Boffa : la coupe abusive du bois, un facteur de destruction de l’écosystème

La dégradation de l’environnement est une réalité que nul n’ignore les effets. Dans la préfecture de Boffa (135 km de Conakry), ce phénomène est visible partout dans les zones périphériques de la ville.

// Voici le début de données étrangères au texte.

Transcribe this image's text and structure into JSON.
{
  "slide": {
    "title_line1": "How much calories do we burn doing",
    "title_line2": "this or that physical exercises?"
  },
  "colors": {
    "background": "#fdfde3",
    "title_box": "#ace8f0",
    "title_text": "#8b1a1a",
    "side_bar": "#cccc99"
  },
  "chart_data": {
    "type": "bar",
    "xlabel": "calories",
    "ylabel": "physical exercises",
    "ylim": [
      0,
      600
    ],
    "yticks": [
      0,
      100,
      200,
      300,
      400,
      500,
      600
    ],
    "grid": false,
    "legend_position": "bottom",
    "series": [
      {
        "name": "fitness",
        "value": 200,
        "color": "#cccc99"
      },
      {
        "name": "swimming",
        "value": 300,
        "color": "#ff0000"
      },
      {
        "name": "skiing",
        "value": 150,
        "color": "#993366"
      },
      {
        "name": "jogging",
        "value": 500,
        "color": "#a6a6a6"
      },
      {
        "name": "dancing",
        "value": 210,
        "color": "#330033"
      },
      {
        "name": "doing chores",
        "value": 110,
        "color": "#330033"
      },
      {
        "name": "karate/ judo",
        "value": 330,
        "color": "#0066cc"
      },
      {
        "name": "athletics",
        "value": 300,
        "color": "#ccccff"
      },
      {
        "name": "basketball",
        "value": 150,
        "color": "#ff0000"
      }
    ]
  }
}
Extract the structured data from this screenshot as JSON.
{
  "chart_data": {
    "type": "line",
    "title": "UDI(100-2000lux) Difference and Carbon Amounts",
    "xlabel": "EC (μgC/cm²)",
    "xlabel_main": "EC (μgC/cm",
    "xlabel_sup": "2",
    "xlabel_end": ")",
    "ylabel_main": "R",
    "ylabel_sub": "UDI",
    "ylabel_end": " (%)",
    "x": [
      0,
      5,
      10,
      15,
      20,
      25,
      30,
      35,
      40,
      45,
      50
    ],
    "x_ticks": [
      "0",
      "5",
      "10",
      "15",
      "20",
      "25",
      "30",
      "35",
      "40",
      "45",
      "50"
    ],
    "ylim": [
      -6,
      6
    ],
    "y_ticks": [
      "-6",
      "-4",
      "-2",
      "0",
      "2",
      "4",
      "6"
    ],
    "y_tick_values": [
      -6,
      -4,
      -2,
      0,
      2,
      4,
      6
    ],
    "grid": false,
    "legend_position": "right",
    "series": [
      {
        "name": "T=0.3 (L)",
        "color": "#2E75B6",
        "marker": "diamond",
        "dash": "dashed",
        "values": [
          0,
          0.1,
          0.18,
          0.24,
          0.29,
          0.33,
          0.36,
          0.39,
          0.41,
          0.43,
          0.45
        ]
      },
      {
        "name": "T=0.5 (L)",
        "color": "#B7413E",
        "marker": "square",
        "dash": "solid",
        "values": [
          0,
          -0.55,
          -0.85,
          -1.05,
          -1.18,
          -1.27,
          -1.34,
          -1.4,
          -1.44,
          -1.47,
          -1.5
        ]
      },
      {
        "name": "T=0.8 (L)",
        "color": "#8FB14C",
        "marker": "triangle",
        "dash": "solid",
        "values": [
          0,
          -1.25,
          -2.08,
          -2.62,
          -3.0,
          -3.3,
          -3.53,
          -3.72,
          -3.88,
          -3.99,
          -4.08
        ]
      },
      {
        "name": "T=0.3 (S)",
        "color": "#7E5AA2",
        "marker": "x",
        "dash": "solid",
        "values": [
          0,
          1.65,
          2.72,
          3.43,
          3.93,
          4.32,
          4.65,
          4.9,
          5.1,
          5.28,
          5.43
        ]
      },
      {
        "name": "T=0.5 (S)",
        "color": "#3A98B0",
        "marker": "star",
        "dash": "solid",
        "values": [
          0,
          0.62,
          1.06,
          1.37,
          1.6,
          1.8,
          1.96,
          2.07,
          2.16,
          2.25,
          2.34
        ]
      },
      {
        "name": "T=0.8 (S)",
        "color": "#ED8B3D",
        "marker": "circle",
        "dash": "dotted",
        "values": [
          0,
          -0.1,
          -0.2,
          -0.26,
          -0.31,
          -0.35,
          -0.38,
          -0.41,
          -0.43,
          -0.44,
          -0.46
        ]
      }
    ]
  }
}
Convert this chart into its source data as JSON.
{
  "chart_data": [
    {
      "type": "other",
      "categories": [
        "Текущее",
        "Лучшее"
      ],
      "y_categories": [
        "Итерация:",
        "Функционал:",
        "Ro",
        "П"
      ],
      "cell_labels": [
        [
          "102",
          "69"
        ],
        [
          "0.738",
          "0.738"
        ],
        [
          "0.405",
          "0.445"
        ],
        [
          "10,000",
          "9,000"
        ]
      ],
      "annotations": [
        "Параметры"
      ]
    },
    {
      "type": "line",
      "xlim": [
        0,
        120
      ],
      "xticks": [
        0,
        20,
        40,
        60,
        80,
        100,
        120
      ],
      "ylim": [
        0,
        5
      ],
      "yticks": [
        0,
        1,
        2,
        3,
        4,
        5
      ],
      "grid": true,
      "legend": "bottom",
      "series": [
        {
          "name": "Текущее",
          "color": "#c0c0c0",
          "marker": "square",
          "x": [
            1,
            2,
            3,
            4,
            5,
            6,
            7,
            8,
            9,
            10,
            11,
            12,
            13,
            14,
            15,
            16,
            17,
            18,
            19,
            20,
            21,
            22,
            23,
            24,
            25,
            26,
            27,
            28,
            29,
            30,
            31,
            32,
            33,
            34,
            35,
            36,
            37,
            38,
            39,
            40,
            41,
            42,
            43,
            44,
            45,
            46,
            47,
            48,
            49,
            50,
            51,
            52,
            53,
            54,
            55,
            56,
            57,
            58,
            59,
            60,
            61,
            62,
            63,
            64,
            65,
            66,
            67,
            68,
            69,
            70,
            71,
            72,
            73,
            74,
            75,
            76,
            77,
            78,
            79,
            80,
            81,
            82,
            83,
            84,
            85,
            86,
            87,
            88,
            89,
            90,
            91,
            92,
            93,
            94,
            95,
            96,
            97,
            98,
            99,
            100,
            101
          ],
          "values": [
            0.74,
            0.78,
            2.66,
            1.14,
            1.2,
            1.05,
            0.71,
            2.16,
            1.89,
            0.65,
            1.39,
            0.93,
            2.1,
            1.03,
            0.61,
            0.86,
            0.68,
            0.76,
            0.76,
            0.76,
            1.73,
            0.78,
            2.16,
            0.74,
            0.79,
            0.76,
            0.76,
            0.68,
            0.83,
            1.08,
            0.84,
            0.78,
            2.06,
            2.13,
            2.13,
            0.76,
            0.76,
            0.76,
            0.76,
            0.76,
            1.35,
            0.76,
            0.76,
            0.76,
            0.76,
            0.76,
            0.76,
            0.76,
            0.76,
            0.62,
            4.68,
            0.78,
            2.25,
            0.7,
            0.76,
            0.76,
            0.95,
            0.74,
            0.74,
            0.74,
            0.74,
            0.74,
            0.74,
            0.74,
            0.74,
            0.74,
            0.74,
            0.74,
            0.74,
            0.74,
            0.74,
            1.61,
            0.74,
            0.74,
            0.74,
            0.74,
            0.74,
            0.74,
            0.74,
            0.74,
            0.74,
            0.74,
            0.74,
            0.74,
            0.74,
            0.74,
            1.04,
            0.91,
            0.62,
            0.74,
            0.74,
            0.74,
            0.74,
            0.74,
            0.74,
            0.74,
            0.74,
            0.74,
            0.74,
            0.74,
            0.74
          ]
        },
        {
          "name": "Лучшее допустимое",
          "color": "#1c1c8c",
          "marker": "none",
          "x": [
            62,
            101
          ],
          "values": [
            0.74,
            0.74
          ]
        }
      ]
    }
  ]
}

Coupe abusive du bois, feux de brousse, carbonisation des terres ; les forêts de Boffa subissent à plein fouet l’œuvre immoral de l’homme qui ne cesse de détériorer les sols, l’air et l’eau. « Les forêts de Boffa se porte plus ou moins bien, il faut le dire comme ça », témoigne capitaine Sandén Koivogui, chef section de la conservation des forêts de Boffa.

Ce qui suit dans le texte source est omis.